The Mets are attempting to do the same with Travis d’Arnaud, who is a long way of becoming another Molina – any of them.

St. Louis has a reputation of being a small market team, but it has a big market swagger in that it has won more World Series than any franchise other than the Yankees.

The Cardinals signed slugger Matt Holliday, which was a gesture to Pujols of their intent to keep him and protect him in the lineup.

The Cardinals built with prospects – a reflection of a strong scouting system and minor league system – with first baseman Allen Craig, who could be activated for the World Series; second baseman Matt Carpenter; third baseman David Freese; and outfielder Jon Jay.

This enabled them to add what they needed from the outside, notably right fielder Beltran and shortstop Rafael Furcal.

The difference between the Mets and Cardinals isn’t so much in philosophy as it is in talent.
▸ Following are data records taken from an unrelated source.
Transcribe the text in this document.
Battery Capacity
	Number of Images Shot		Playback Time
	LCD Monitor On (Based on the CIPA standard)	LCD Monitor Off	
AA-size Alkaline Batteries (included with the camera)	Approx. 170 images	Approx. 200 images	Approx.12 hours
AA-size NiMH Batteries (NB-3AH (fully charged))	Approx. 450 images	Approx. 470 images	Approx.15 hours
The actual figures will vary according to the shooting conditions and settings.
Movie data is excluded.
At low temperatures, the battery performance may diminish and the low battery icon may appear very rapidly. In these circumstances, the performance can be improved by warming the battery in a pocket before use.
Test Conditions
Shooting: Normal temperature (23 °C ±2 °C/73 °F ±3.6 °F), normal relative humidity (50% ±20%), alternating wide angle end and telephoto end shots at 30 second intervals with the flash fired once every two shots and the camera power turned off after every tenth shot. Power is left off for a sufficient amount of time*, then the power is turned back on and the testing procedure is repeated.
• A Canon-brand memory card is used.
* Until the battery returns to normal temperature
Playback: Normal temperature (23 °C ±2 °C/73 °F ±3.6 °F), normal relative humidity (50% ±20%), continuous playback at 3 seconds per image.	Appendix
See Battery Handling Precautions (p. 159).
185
The Mets are hoping Ike Davis or Lucas Duda could be as productive as Craig. Life would be simpler for the Mets if that occurred.

Offensively, the Mets don’t have a Holliday, and there are no similar players currently in the projected free-agent market.

Boston’s Jacoby Ellsbury is a proven outfielder, and could thrive in spacious Citi Field. Red flags are his health, potential salary and the reputation of production of Red Sox players after they leave Fenway Park. He also doesn’t have Holliday’s power.

Potential free-agent outfielders include Beltran, Shin-Soo Choo, Nelson Cruz, Curtis Granderson and Nate McLouth.

McLouth could come the cheapest; Granderson strikes out a lot and his power numbers must be carefully examined because of Yankee Stadium and the protection (outside of last year) he had in the lineup; Choo could be a one-year wonder and is a risk for a multi-year deal; and Cruz has the PED flag,

None, outside of Beltran, offer the stability of Holliday. If Beltran doesn’t stay in St. Louis, the Mets would have to consider his age and salary demands (he’ll want at least two years).

The Cardinals are an ideal blue print for any franchise and the Mets would do themselves good if they build that way.